Free versus paid detectors
People often assume a paid detector must be more accurate than a free one, but the distinction matters less than it seems. Paid and free tools largely rely on the same underlying statistical approach, and both are vulnerable to the same core weaknesses — false positives, easy evasion, and disagreement between tools. A paid subscription buys a more polished interface, bulk processing, and sometimes integration with other systems, but it does not buy a fundamentally different or more trustworthy method of detection. The limits described throughout this article apply across the board, regardless of price. Consumer-protection resources such as the national consumer protection agencies have increasingly scrutinised exaggerated accuracy claims in AI-related products generally, and detector marketing is no exception. Paying more does not convert a statistical guess into a fact.

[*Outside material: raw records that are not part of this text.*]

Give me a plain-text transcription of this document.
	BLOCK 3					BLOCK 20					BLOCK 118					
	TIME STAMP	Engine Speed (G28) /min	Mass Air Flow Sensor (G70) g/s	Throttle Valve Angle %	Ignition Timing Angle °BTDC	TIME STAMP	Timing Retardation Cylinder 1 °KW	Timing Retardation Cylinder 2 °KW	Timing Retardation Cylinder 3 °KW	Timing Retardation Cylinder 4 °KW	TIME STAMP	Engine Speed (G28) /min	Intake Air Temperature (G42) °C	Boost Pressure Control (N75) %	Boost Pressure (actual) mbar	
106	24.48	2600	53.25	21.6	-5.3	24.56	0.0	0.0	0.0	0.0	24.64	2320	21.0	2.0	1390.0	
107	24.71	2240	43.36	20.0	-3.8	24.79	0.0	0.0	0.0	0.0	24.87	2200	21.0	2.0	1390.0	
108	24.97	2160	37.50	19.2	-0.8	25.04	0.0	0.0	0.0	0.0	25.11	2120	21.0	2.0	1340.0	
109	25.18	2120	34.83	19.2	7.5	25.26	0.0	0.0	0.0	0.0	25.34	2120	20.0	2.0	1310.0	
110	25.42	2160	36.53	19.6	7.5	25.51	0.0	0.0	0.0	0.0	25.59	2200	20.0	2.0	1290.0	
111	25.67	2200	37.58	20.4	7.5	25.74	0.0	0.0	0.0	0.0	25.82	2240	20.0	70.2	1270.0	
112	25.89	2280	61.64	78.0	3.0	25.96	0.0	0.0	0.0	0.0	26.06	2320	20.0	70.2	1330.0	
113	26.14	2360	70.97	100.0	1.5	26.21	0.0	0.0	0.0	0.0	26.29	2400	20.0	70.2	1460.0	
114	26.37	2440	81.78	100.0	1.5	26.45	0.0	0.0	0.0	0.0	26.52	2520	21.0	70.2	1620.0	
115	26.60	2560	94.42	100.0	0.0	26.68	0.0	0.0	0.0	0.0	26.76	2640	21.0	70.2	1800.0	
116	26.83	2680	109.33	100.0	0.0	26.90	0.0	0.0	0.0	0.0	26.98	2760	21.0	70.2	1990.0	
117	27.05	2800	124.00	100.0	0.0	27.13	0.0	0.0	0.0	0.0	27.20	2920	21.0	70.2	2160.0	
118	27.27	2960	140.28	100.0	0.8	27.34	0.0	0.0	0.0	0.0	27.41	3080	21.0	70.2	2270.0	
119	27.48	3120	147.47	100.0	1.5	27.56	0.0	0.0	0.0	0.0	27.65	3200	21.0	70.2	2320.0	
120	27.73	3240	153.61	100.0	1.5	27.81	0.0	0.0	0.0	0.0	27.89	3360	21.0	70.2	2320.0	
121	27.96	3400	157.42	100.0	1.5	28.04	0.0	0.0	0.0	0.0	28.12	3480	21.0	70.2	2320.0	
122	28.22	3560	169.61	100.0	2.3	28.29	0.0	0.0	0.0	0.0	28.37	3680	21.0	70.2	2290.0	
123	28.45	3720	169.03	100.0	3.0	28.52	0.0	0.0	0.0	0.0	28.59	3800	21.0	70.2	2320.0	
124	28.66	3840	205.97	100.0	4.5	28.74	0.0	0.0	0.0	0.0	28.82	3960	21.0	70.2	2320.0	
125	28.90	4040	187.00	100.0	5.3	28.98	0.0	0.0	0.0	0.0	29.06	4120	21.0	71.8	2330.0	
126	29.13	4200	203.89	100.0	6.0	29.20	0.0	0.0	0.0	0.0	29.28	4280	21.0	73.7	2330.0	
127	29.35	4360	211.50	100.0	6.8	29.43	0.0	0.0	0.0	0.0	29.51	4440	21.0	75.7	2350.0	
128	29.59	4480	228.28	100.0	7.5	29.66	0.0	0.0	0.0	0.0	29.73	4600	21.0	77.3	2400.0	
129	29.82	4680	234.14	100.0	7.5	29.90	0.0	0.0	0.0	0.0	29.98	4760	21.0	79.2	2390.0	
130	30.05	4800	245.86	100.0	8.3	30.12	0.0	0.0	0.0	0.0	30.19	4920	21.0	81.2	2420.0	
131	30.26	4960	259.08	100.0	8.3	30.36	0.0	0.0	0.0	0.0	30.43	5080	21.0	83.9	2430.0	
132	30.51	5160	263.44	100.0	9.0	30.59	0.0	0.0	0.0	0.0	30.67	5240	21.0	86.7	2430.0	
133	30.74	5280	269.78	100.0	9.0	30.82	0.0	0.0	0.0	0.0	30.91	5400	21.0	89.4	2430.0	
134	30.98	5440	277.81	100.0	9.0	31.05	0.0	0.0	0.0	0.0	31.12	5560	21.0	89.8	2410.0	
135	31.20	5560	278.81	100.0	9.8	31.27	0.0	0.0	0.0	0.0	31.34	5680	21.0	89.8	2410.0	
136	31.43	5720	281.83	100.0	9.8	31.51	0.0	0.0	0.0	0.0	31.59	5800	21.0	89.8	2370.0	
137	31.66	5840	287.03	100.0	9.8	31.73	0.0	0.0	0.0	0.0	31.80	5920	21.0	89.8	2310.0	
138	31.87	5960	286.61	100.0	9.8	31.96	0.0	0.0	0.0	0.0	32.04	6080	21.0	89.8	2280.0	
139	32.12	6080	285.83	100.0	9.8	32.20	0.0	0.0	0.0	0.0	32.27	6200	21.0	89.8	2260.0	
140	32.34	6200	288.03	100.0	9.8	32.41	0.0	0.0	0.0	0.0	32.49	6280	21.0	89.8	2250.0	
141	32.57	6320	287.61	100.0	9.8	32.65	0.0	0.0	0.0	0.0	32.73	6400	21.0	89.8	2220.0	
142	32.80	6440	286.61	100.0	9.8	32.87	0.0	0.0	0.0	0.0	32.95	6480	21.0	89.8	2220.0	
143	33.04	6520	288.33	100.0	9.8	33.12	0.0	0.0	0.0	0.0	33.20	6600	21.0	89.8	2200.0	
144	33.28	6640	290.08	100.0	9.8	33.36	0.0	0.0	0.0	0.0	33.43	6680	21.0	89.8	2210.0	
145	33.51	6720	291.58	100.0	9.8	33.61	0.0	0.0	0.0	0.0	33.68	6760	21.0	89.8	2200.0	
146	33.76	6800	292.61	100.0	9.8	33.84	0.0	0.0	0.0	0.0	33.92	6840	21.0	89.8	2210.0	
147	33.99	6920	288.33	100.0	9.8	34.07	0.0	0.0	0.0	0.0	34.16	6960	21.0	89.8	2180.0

The bigger picture on detection
It is worth stepping back to why reliable detection is so hard in the first place. As language models improve, their output becomes more varied and more human-like, which steadily erodes the statistical signals detectors depend on. The detection problem gets harder, not easier, with each generation of model — the gap the tools are trying to measure keeps shrinking. Some have pinned hopes on watermarking, where AI systems embed a hidden statistical signature in their output that a detector could read with certainty. But watermarking only works if the AI system applies it, survives editing and paraphrasing, and is universally adopted — none of which is currently the case. Research bodies such as the national standards organisations studying this area have noted that robust, reliable detection of AI-generated content remains an unsolved problem, and that current commercial tools should not be treated as authoritative.
For the person using AI tools legitimately, the takeaway is reassuring rather than alarming: there is no need to fear that a detector will “catch” honest, transparent use of these tools, because the tools cannot reliably do that. And for anyone relying on detectors to police others, the message is one of caution. If you want to understand how to use AI writing tools well and openly in the first place, our guides on using AI tools for writing and the broader complete guide to AI tools cover the practices that make the detection question largely beside the point. Used transparently, AI assistance does not need to be hidden — and used to accuse, a detector does not provide the certainty it appears to.